Along Surigao’s coasts, generations of families turned seawater into treasure—boiling brine in earthen jars, hauling loads across rivers and hills.
This was the white gold of the islands, sustaining trade, ritual, and livelihood long before formal markets and foreign ships arrived.
Salt: The First Wealth of the Shore
Long before Surigao saw the glint of gold or heard the toll of church bells, its coasts yielded a quieter but indispensable treasure—salt. Not merely a seasoning, salt was survival. It preserved food, treated wounds, and stood at the heart of early barter systems across the islands.
Cantiasay, Bayagnan, and Hikdop—islands within today’s Surigao City jurisdiction—emerged as vital salt-making centers. These coastal communities practiced a centuries-old tradition: boiling seawater in earthen jars over open flames, letting the brine crystalize into pure salt. This labor-intensive craft produced more than sustenance—it fueled an inland trade network that carried salt deep into the hills of Agusan and beyond.
Trade by Paddle and Pack
Salt-makers didn’t simply wait for buyers. They loaded their wares into boats and paddled across bays and up riverways. From ports like Punta Bilar, salt caravans moved upriver by banca, then continued by foot—salt strapped to the backs of porters or loaded onto carts pulled by carabao.

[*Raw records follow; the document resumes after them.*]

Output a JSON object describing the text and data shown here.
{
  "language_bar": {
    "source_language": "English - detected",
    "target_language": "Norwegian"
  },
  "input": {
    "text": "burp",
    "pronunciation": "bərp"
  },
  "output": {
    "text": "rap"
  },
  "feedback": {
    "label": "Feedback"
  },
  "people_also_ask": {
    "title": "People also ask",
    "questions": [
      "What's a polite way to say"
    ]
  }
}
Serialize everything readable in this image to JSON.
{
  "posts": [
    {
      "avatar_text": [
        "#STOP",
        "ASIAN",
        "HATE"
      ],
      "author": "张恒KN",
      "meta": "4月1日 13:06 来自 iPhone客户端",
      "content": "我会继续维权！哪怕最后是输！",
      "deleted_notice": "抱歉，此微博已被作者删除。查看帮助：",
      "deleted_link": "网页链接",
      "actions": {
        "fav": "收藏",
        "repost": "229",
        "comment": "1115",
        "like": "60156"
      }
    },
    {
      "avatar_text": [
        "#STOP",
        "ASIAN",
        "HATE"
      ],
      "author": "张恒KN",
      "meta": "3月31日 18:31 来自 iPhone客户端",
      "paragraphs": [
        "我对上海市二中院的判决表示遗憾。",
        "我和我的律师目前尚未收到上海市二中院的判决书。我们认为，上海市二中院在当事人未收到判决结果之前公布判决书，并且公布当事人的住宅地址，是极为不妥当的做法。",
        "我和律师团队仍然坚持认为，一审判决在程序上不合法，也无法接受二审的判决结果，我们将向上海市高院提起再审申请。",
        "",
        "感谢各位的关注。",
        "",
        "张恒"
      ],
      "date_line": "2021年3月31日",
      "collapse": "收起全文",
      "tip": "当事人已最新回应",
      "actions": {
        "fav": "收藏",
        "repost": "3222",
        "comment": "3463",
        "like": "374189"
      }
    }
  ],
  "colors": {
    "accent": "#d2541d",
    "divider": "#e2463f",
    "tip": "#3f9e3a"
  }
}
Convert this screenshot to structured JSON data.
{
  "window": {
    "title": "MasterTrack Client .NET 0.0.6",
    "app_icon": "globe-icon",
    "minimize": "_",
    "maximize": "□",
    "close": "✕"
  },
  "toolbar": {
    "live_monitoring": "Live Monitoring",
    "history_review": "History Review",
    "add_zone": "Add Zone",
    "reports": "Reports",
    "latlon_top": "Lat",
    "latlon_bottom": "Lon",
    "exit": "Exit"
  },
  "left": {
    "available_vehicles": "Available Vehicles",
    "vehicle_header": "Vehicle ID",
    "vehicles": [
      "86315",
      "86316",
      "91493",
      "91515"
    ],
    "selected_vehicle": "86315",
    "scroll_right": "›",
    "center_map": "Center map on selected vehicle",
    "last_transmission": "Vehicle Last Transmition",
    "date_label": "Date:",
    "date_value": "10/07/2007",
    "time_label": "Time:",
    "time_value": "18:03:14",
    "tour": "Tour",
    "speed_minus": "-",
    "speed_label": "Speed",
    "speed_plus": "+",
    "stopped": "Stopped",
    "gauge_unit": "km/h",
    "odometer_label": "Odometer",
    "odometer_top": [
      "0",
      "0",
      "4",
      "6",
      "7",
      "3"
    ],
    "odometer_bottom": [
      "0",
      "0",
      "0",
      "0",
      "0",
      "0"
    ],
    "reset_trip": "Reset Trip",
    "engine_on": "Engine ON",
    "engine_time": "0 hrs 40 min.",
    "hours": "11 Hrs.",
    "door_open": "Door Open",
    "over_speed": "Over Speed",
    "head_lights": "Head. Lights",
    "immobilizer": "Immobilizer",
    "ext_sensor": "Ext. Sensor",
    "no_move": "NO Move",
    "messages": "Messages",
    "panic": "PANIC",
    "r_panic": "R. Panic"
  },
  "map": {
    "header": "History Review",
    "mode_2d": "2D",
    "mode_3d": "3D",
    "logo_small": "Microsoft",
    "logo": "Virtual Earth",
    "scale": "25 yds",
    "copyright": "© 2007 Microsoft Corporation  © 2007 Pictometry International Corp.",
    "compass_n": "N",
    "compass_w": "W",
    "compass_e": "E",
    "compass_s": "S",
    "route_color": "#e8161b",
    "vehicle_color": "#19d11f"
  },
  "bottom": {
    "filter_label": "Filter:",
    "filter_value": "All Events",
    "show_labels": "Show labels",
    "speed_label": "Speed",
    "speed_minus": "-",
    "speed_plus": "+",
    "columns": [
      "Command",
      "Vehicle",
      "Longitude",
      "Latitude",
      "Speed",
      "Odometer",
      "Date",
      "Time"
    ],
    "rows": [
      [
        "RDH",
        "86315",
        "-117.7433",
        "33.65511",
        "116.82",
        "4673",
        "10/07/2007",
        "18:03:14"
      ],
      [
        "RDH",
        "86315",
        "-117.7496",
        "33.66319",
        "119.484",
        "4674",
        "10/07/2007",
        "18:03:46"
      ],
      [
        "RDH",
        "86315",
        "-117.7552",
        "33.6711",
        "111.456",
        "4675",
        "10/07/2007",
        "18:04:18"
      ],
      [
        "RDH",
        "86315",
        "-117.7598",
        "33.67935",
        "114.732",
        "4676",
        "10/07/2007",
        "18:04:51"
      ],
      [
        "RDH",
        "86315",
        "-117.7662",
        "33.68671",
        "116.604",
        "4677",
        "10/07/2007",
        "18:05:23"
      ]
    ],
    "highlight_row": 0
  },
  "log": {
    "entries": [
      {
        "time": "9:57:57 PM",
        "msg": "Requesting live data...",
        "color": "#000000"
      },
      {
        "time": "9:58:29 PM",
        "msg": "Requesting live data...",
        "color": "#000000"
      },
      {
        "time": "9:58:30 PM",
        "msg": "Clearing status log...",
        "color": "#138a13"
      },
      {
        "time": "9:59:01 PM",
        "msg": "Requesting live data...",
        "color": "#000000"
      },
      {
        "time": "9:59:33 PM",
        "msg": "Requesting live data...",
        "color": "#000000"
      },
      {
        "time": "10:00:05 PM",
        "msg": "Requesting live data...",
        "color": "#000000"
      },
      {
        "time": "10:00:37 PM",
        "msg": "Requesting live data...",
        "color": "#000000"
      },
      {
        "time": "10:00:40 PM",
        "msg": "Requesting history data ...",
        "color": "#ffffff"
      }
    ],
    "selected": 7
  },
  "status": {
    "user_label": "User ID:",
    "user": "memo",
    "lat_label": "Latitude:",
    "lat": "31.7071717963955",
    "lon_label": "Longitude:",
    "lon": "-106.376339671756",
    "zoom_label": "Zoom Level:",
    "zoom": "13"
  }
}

The inland towns—Agusan, Cabadbaran, Jabonga, Mainit—relied heavily on this coastal commodity. In return, salt-makers received rice, vegetables, root crops, firewood, and other inland produce. Barter, not cash, was the currency of this coastal-highland relationship. Salt was not only economy—it was diplomacy.
The Salt Kitchen: Tools of Tradition
The process was painstaking and precise:
Saltwater was collected at low tide and stored in clay jars or wooden basins.
It was then boiled in rows of large earthen pots over steady fires fed by driftwood.
As the water evaporated, white salt crystals formed, collected, dried, and packed in woven containers or coconut shells.
The process could take days for a single batch, and families often worked together—women tending the pots, children collecting wood, and men paddling the trade routes.
Salt-making was not just a livelihood; it was a way of life, passed through generations.
Imported Salt and the Disruption of a Tradition
This self-sustaining industry thrived until American and Japanese periods, when large-scale salt from China and Japan flooded the Philippine market. Imported salt, cheaper and mass-produced, undercut local production. Salt-making declined. Younger generations left the salt kitchens. The once-busy island salt ports grew silent.
The tradition was nearly lost—an echo of precolonial industry drowned in the waves of global commerce.
Salt as Sovereignty
To understand Surigao’s salt is to understand its early assertion of independence—economically and culturally. This white mineral represented self-reliance, trade cooperation, and the ingenuity of communities that survived by mastering the resources of sea and land.
Today, salt-making survives only in memory—or in the few elders who still recall the taste of home-boiled salt or the rhythm of boats setting out at dawn.
How did Surigao’s coastal communities transform seawater into salt—and why was it so valuable?
What role did salt play in precolonial trade and local economies across Mindanao?
How did Surigaonons transport salt from remote coastal islands to inland towns—and what does that say about their trade networks?
Why did salt-making decline under American and Japanese rule—and what did that mean for local industry?
Can reviving Surigao’s salt-making traditions restore lost cultural practices and economic independence today?